ニトリHD、70歳まで再雇用延長 報酬水準は現役の9割に
ニトリホールディングス(HD)は28日、7月から再雇用の上限年齢を70歳に引き上げると発表した。これまで60歳の定年以降は65歳までを再雇用の期間としていた。あわせて、再雇用した従業員の基本給や一部手当は定年前と同額にして、報酬水準を最大で定年前の9割を維持できるようにする。これまで制度上は65歳までを再雇用期間とし、65歳を超えた場合は個別対応で継続雇用していた。今後は基準を明確にして、現役社員が働く上での安心感につなげる。同社は「豊富な経験と知見を持ったシニア人材のさらなる活躍推進を目指す」としている。
(日本経済新聞 5月28日)
70歳までの雇用機会を提供する中で、再雇用制度の延長に動く企業が増えている。定年廃止や定年延長に比べると、現行制度の見直しで済み、導入のハードルは比較的低い。また、再雇用年齢の引き上げだけでなく、再雇用社員の待遇改善も同時に進める企業も増えた。その中でも、ニトリHDが打ち出した「最大で定年前の9割を維持」というのは、比較的高い報酬水準だ。最大の報酬を得る人がどのぐらいの割合を占めるのかにもよるが、会社としても相応の人件費負担を覚悟している。

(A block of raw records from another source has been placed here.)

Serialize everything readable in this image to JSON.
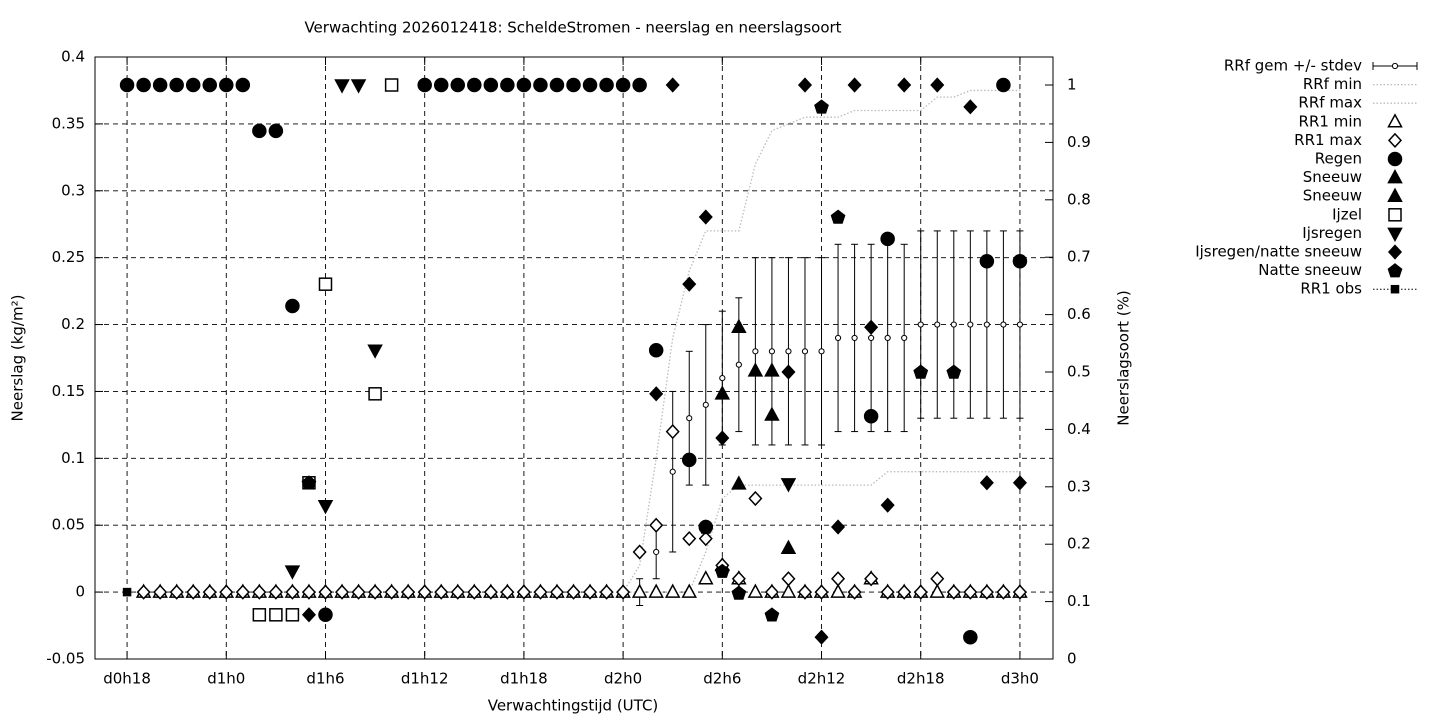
{
  "chart_data": {
    "type": "scatter",
    "title": "Verwachting 2026012418: ScheldeStromen - neerslag en neerslagsoort",
    "x_label": "Verwachtingstijd (UTC)",
    "y_label": "Neerslag (kg/m²)",
    "y2_label": "Neerslagsoort (%)",
    "xlim": [
      16.06,
      74
    ],
    "xticks": [
      {
        "value": 18,
        "label": "d0h18"
      },
      {
        "value": 24,
        "label": "d1h0"
      },
      {
        "value": 30,
        "label": "d1h6"
      },
      {
        "value": 36,
        "label": "d1h12"
      },
      {
        "value": 42,
        "label": "d1h18"
      },
      {
        "value": 48,
        "label": "d2h0"
      },
      {
        "value": 54,
        "label": "d2h6"
      },
      {
        "value": 60,
        "label": "d2h12"
      },
      {
        "value": 66,
        "label": "d2h18"
      },
      {
        "value": 72,
        "label": "d3h0"
      }
    ],
    "ylim": [
      -0.05,
      0.4
    ],
    "yticks": [
      -0.05,
      0,
      0.05,
      0.1,
      0.15,
      0.2,
      0.25,
      0.3,
      0.35,
      0.4
    ],
    "y2lim": [
      0,
      1.0488
    ],
    "y2ticks": [
      0,
      0.1,
      0.2,
      0.3,
      0.4,
      0.5,
      0.6,
      0.7,
      0.8,
      0.9,
      1
    ],
    "grid": true,
    "series": [
      {
        "name": "RRf gem +/- stdev",
        "style": "errorbar",
        "color": "#000000",
        "x": [
          18,
          19,
          20,
          21,
          22,
          23,
          24,
          25,
          26,
          27,
          28,
          29,
          30,
          31,
          32,
          33,
          34,
          35,
          36,
          37,
          38,
          39,
          40,
          41,
          42,
          43,
          44,
          45,
          46,
          47,
          48,
          49,
          50,
          51,
          52,
          53,
          54,
          55,
          56,
          57,
          58,
          59,
          60,
          61,
          62,
          63,
          64,
          65,
          66,
          67,
          68,
          69,
          70,
          71,
          72
        ],
        "values": [
          0,
          0,
          0,
          0,
          0,
          0,
          0,
          0,
          0,
          0,
          0,
          0,
          0,
          0,
          0,
          0,
          0,
          0,
          0,
          0,
          0,
          0,
          0,
          0,
          0,
          0,
          0,
          0,
          0,
          0,
          0,
          0,
          0.03,
          0.09,
          0.13,
          0.14,
          0.16,
          0.17,
          0.18,
          0.18,
          0.18,
          0.18,
          0.18,
          0.19,
          0.19,
          0.19,
          0.19,
          0.19,
          0.2,
          0.2,
          0.2,
          0.2,
          0.2,
          0.2,
          0.2
        ],
        "errors": [
          0,
          0,
          0,
          0,
          0,
          0,
          0,
          0,
          0,
          0,
          0,
          0,
          0,
          0,
          0,
          0,
          0,
          0,
          0,
          0,
          0,
          0,
          0,
          0,
          0,
          0,
          0,
          0,
          0,
          0,
          0,
          0.01,
          0.02,
          0.06,
          0.05,
          0.06,
          0.05,
          0.05,
          0.07,
          0.07,
          0.07,
          0.07,
          0.07,
          0.07,
          0.07,
          0.07,
          0.07,
          0.07,
          0.07,
          0.07,
          0.07,
          0.07,
          0.07,
          0.07,
          0.07
        ]
      },
      {
        "name": "RRf min",
        "style": "line",
        "color": "#bbbbbb",
        "x": [
          48,
          49,
          50,
          51,
          52,
          53,
          54,
          55,
          56,
          57,
          58,
          59,
          60,
          61,
          62,
          63,
          64,
          65,
          66,
          67,
          68,
          69,
          70,
          71,
          72
        ],
        "values": [
          0,
          0,
          0,
          0,
          0,
          0.03,
          0.07,
          0.08,
          0.08,
          0.08,
          0.08,
          0.08,
          0.08,
          0.08,
          0.08,
          0.08,
          0.09,
          0.09,
          0.09,
          0.09,
          0.09,
          0.09,
          0.09,
          0.09,
          0.09
        ]
      },
      {
        "name": "RRf max",
        "style": "line",
        "color": "#bbbbbb",
        "x": [
          48,
          49,
          50,
          51,
          52,
          53,
          54,
          55,
          56,
          57,
          58,
          59,
          60,
          61,
          62,
          63,
          64,
          65,
          66,
          67,
          68,
          69,
          70,
          71,
          72
        ],
        "values": [
          0,
          0.02,
          0.1,
          0.19,
          0.24,
          0.27,
          0.27,
          0.27,
          0.32,
          0.345,
          0.35,
          0.355,
          0.355,
          0.355,
          0.36,
          0.36,
          0.36,
          0.36,
          0.36,
          0.37,
          0.37,
          0.375,
          0.375,
          0.375,
          0.375
        ]
      },
      {
        "name": "RR1 min",
        "style": "points",
        "marker": "triangle-up",
        "filled": false,
        "color": "#000000",
        "x": [
          19,
          20,
          21,
          22,
          23,
          24,
          25,
          26,
          27,
          28,
          29,
          30,
          31,
          32,
          33,
          34,
          35,
          36,
          37,
          38,
          39,
          40,
          41,
          42,
          43,
          44,
          45,
          46,
          47,
          48,
          49,
          50,
          51,
          52,
          53,
          54,
          55,
          56,
          57,
          58,
          59,
          60,
          61,
          62,
          63,
          64,
          65,
          66,
          67,
          68,
          69,
          70,
          71,
          72
        ],
        "values": [
          0,
          0,
          0,
          0,
          0,
          0,
          0,
          0,
          0,
          0,
          0,
          0,
          0,
          0,
          0,
          0,
          0,
          0,
          0,
          0,
          0,
          0,
          0,
          0,
          0,
          0,
          0,
          0,
          0,
          0,
          0,
          0,
          0,
          0,
          0.01,
          0.02,
          0.01,
          0,
          0,
          0,
          0,
          0,
          0,
          0,
          0.01,
          0,
          0,
          0,
          0,
          0,
          0,
          0,
          0,
          0
        ]
      },
      {
        "name": "RR1 max",
        "style": "points",
        "marker": "diamond",
        "filled": false,
        "color": "#000000",
        "x": [
          19,
          20,
          21,
          22,
          23,
          24,
          25,
          26,
          27,
          28,
          29,
          30,
          31,
          32,
          33,
          34,
          35,
          36,
          37,
          38,
          39,
          40,
          41,
          42,
          43,
          44,
          45,
          46,
          47,
          48,
          49,
          50,
          51,
          52,
          53,
          54,
          55,
          56,
          57,
          58,
          59,
          60,
          61,
          62,
          63,
          64,
          65,
          66,
          67,
          68,
          69,
          70,
          71,
          72
        ],
        "values": [
          0,
          0,
          0,
          0,
          0,
          0,
          0,
          0,
          0,
          0,
          0,
          0,
          0,
          0,
          0,
          0,
          0,
          0,
          0,
          0,
          0,
          0,
          0,
          0,
          0,
          0,
          0,
          0,
          0,
          0,
          0.03,
          0.05,
          0.12,
          0.04,
          0.04,
          0.02,
          0.01,
          0.07,
          0,
          0.01,
          0,
          0,
          0.01,
          0,
          0.01,
          0,
          0,
          0,
          0.01,
          0,
          0,
          0,
          0,
          0
        ]
      },
      {
        "name": "Regen",
        "style": "points",
        "marker": "circle",
        "filled": true,
        "axis": "y2",
        "color": "#000000",
        "x": [
          18,
          19,
          20,
          21,
          22,
          23,
          24,
          25,
          26,
          27,
          28,
          30,
          36,
          37,
          38,
          39,
          40,
          41,
          42,
          43,
          44,
          45,
          46,
          47,
          48,
          49,
          50,
          52,
          53,
          63,
          64,
          69,
          70,
          71,
          72
        ],
        "values": [
          1,
          1,
          1,
          1,
          1,
          1,
          1,
          1,
          0.92,
          0.92,
          0.615,
          0.077,
          1,
          1,
          1,
          1,
          1,
          1,
          1,
          1,
          1,
          1,
          1,
          1,
          1,
          1,
          0.538,
          0.347,
          0.23,
          0.423,
          0.732,
          0.038,
          0.693,
          1,
          0.693
        ]
      },
      {
        "name": "Sneeuw",
        "style": "points",
        "marker": "triangle-up",
        "filled": true,
        "axis": "y2",
        "color": "#000000",
        "x": [
          54,
          55,
          56,
          57
        ],
        "values": [
          0.462,
          0.578,
          0.502,
          0.502
        ]
      },
      {
        "name": "Sneeuw",
        "style": "points",
        "marker": "triangle-up",
        "filled": true,
        "axis": "y2",
        "color": "#000000",
        "x": [
          55,
          57,
          58
        ],
        "values": [
          0.305,
          0.425,
          0.193
        ]
      },
      {
        "name": "Ijzel",
        "style": "points",
        "marker": "square",
        "filled": false,
        "axis": "y2",
        "color": "#000000",
        "x": [
          26,
          27,
          28,
          29,
          30,
          33,
          34
        ],
        "values": [
          0.077,
          0.077,
          0.077,
          0.307,
          0.653,
          0.462,
          1
        ]
      },
      {
        "name": "Ijsregen",
        "style": "points",
        "marker": "triangle-down",
        "filled": true,
        "axis": "y2",
        "color": "#000000",
        "x": [
          28,
          30,
          31,
          32,
          33,
          58
        ],
        "values": [
          0.153,
          0.267,
          1,
          1,
          0.538,
          0.305
        ]
      },
      {
        "name": "Ijsregen/natte sneeuw",
        "style": "points",
        "marker": "diamond",
        "filled": true,
        "axis": "y2",
        "color": "#000000",
        "x": [
          29,
          50,
          51,
          52,
          53,
          54,
          58,
          59,
          60,
          61,
          62,
          63,
          64,
          65,
          67,
          69,
          70,
          72
        ],
        "values": [
          0.077,
          0.462,
          1,
          0.653,
          0.77,
          0.385,
          0.5,
          1,
          0.038,
          0.23,
          1,
          0.578,
          0.268,
          1,
          1,
          0.962,
          0.307,
          0.307
        ]
      },
      {
        "name": "Natte sneeuw",
        "style": "points",
        "marker": "pentagon",
        "filled": true,
        "axis": "y2",
        "color": "#000000",
        "x": [
          29,
          53,
          54,
          55,
          57,
          60,
          61,
          66,
          68
        ],
        "values": [
          0.307,
          0.23,
          0.153,
          0.115,
          0.077,
          0.962,
          0.77,
          0.5,
          0.5
        ]
      },
      {
        "name": "RR1 obs",
        "style": "points",
        "marker": "small-square",
        "filled": true,
        "color": "#000000",
        "x": [
          18
        ],
        "values": [
          0
        ]
      }
    ]
  }
}
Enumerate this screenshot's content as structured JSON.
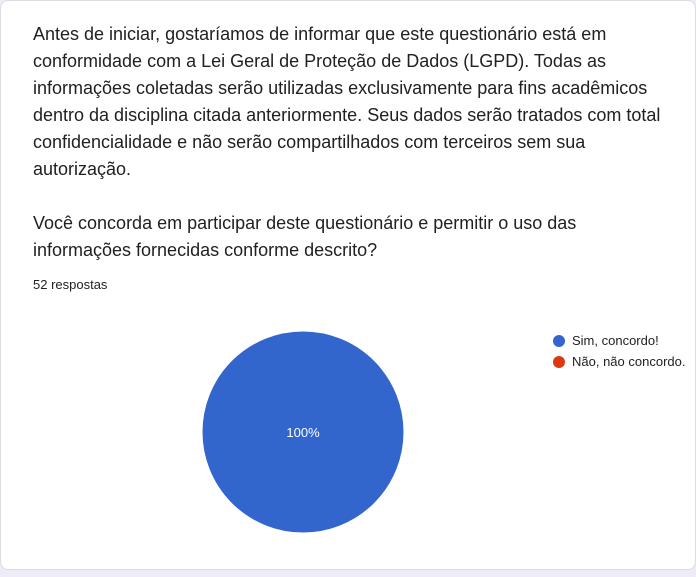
{
  "question": {
    "text": "Antes de iniciar, gostaríamos de informar que este questionário está em conformidade com a Lei Geral de Proteção de Dados (LGPD). Todas as informações coletadas serão utilizadas exclusivamente para fins acadêmicos dentro da disciplina citada anteriormente. Seus dados serão tratados com total confidencialidade e não serão compartilhados com terceiros sem sua autorização.\n\nVocê concorda em participar deste questionário e permitir o uso das informações fornecidas conforme descrito?",
    "responses": "52 respostas"
  },
  "chart_data": {
    "type": "pie",
    "categories": [
      "Sim, concordo!",
      "Não, não concordo."
    ],
    "values": [
      100,
      0
    ],
    "colors": [
      "#3366cc",
      "#dc3912"
    ],
    "slice_labels": [
      "100%",
      ""
    ],
    "legend_position": "right"
  }
}
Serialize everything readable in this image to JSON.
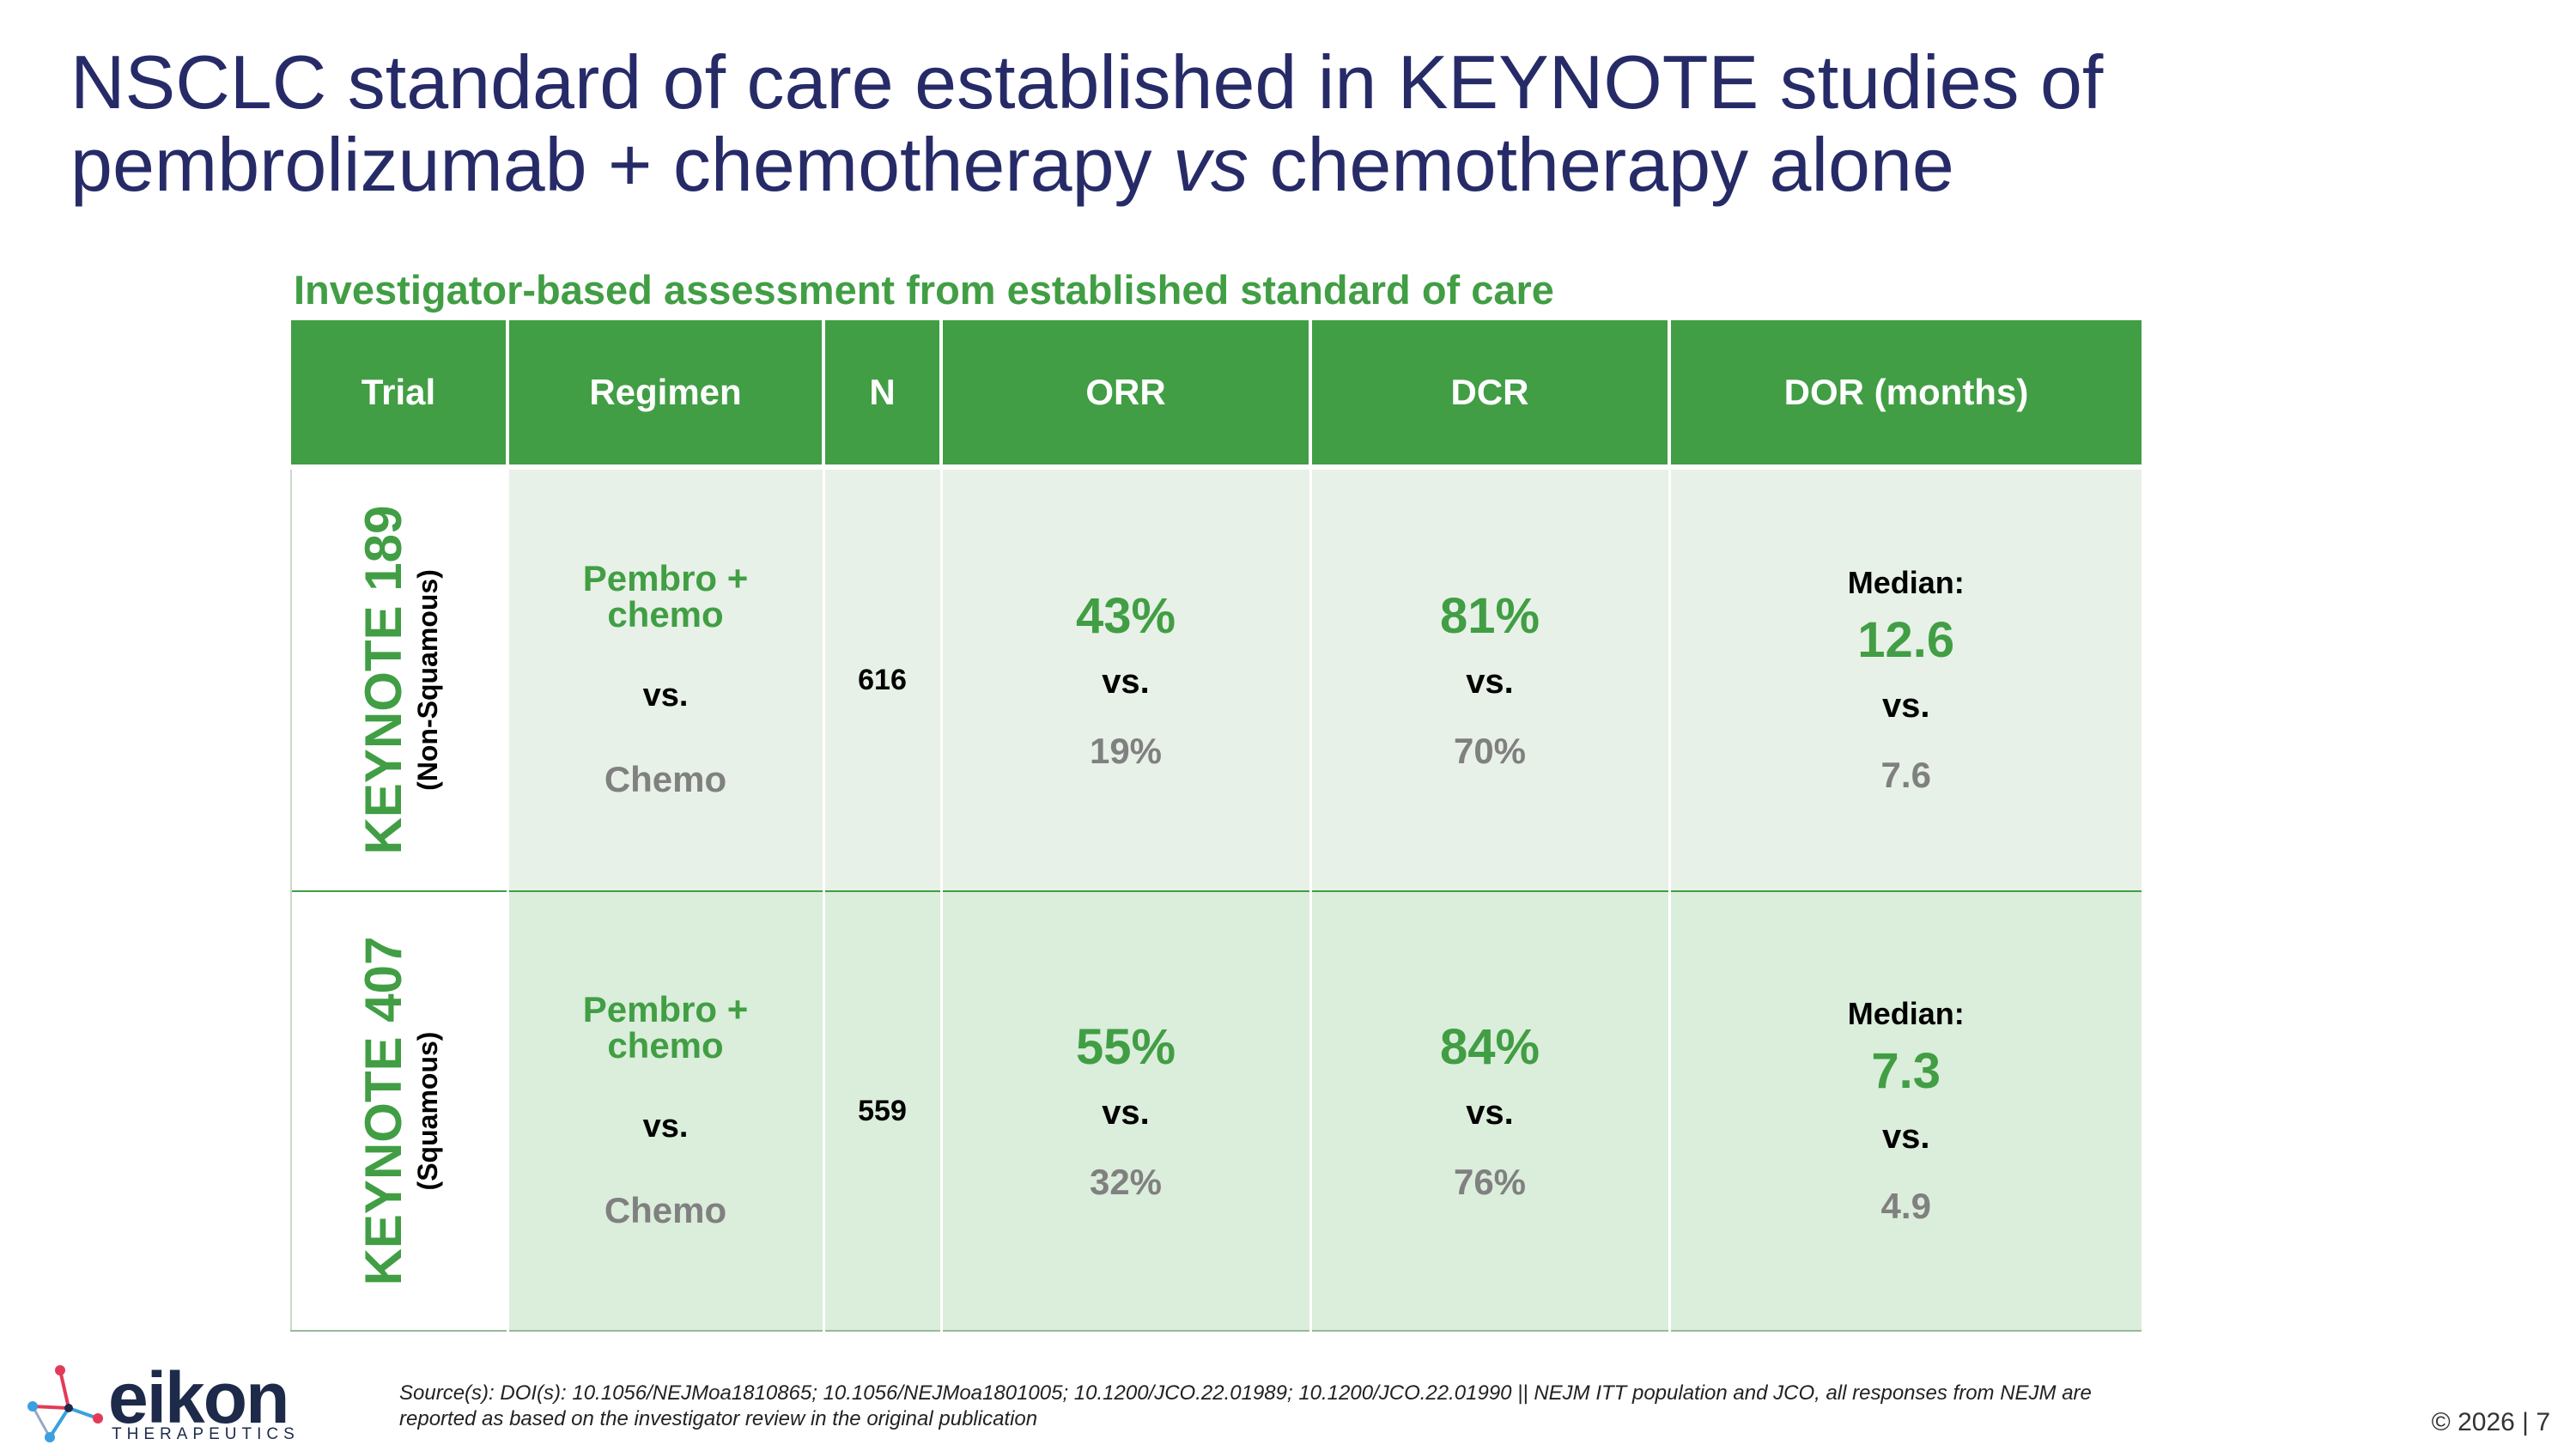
{
  "title": {
    "line1": "NSCLC standard of care established in KEYNOTE studies of",
    "line2_pre": "pembrolizumab + chemotherapy ",
    "line2_em": "vs",
    "line2_post": " chemotherapy alone"
  },
  "subtitle": "Investigator-based assessment from established standard of care",
  "table": {
    "headers": [
      "Trial",
      "Regimen",
      "N",
      "ORR",
      "DCR",
      "DOR (months)"
    ],
    "rows": [
      {
        "trial": "KEYNOTE 189",
        "trial_sub": "(Non-Squamous)",
        "regimen_top_line1": "Pembro +",
        "regimen_top_line2": "chemo",
        "regimen_vs": "vs.",
        "regimen_bottom": "Chemo",
        "n": "616",
        "orr_top": "43%",
        "orr_vs": "vs.",
        "orr_bottom": "19%",
        "dcr_top": "81%",
        "dcr_vs": "vs.",
        "dcr_bottom": "70%",
        "dor_label": "Median:",
        "dor_top": "12.6",
        "dor_vs": "vs.",
        "dor_bottom": "7.6"
      },
      {
        "trial": "KEYNOTE 407",
        "trial_sub": "(Squamous)",
        "regimen_top_line1": "Pembro +",
        "regimen_top_line2": "chemo",
        "regimen_vs": "vs.",
        "regimen_bottom": "Chemo",
        "n": "559",
        "orr_top": "55%",
        "orr_vs": "vs.",
        "orr_bottom": "32%",
        "dcr_top": "84%",
        "dcr_vs": "vs.",
        "dcr_bottom": "76%",
        "dor_label": "Median:",
        "dor_top": "7.3",
        "dor_vs": "vs.",
        "dor_bottom": "4.9"
      }
    ]
  },
  "logo": {
    "name": "eikon",
    "sub": "THERAPEUTICS"
  },
  "source": "Source(s): DOI(s): 10.1056/NEJMoa1810865; 10.1056/NEJMoa1801005; 10.1200/JCO.22.01989; 10.1200/JCO.22.01990 || NEJM ITT population and JCO, all responses from NEJM are reported as based on the investigator review in the original publication",
  "page": "© 2026 | 7",
  "colors": {
    "title": "#262b68",
    "accent_green": "#419e44",
    "muted_gray": "#808080",
    "row1_bg": "#e7f1e7",
    "row2_bg": "#dbeddb"
  }
}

もっとも、多くの企業で、現役社員と再雇用社員との報酬に格差ができるのは、再雇用時に報酬が減額されることの他に、再雇用後の賃上げが少ないことによる。ニトリHDは21年連続で賃上げを行っており、2024年の春闘では総合職に対して6%以上の賃上げを行った。今後、65歳以上の再雇用社員に対しても同水準の賃上げをしていくのか、同社の動向が注目される。